External service down

Symptoms: errors mentioning Twilio/Stripe/etc., usage /monitoring/usage shows external errors.

  1. Check the vendor's status page first.
  2. AppEngine retries with exponential backoff by default — most transient outages self-heal.
  3. For prolonged outages, enable a feature flag (STRIPE_DISABLED=true) so the UI gracefully degrades.
  4. Notify customers via the chat module's broadcast mechanism if customer-facing.

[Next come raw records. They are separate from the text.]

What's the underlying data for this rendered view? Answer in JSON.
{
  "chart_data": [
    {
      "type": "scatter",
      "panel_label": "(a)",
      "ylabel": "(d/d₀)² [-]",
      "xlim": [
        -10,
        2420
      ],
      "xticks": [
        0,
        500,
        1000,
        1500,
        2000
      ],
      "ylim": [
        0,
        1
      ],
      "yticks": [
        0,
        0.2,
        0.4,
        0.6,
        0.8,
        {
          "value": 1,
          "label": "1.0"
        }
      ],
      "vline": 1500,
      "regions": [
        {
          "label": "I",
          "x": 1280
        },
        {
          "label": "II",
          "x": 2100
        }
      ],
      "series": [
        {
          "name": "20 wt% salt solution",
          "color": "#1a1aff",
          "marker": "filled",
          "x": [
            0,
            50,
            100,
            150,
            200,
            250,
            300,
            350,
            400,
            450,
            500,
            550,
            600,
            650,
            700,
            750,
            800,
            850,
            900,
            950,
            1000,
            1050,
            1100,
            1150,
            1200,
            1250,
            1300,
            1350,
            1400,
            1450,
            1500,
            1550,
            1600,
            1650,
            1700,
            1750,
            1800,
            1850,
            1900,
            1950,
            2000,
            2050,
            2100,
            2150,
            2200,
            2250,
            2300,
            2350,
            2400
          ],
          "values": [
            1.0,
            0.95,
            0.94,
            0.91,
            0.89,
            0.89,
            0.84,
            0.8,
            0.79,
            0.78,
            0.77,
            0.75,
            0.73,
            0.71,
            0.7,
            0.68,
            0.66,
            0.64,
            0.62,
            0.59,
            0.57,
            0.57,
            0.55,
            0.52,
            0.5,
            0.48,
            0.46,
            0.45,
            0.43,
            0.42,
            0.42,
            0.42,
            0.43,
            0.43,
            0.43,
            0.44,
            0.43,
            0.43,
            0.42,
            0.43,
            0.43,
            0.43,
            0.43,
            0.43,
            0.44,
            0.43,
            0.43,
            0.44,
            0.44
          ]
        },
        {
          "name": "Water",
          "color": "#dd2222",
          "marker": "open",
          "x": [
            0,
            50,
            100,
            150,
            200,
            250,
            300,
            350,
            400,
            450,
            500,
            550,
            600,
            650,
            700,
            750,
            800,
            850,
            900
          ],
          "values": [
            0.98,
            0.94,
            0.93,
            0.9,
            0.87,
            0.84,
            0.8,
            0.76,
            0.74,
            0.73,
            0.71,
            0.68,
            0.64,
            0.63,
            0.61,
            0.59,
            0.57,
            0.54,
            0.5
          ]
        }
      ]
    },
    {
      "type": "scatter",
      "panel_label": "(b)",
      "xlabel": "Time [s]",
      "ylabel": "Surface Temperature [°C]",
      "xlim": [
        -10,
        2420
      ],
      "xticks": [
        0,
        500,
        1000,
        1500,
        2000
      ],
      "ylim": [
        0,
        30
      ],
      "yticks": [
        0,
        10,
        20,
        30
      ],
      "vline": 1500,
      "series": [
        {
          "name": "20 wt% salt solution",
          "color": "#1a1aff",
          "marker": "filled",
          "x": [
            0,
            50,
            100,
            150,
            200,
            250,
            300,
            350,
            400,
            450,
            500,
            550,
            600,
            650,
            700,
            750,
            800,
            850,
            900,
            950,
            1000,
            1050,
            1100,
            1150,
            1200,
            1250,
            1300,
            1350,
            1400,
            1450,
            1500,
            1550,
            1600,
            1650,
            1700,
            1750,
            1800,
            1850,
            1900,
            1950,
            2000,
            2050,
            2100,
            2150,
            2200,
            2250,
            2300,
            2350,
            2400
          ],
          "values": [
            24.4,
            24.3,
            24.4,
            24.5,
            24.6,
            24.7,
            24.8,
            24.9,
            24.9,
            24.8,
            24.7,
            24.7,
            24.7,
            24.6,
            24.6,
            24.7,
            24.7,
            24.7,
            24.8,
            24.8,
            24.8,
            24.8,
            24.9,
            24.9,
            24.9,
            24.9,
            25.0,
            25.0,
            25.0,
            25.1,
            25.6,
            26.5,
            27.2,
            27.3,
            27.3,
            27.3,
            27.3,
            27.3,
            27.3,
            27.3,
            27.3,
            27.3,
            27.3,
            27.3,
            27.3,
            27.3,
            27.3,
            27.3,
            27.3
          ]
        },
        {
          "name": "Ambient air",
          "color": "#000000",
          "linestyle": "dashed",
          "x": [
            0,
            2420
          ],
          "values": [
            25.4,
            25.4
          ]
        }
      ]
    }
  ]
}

Daily, weekly, monthly tasks

Daily

  • Skim /monitoring/health and /monitoring/alerts
  • Verify last night's backup completed and was uploaded off-site
  • Check error log for new patterns

Weekly

  • Review API usage trends — anyone hitting quota limits?
  • Validate restore — at least a smoke test against a recent dump in a scratch env
  • Check certificate expiries (cert-manager, Let's Encrypt) for next 30 days
  • Review security-related logs for anomalies

Monthly

  • Full restore drill (timed)
  • Vulnerability scan: npm audit against your fork; trivy image against the deployed image
  • Review JWT secret age — rotate if >90 days
  • Capacity plan: project growth, decide on scaling moves
  • Review and tune monitoring thresholds based on the past 30 days

What good operations looks like

  • The on-call engineer can find any error in the logs within 60 seconds
  • An AppEngine pod can be killed by hand and traffic doesn't notice
  • A MongoDB restore from yesterday's backup completes in under an hour
  • New deploys roll out with zero downtime
  • Alerts fire before customers complain, not after

If you're not there yet, prioritize in that order: log aggregation first (you can't fix what you can't see), then health checks + autoscaling, then backups, then performance tuning.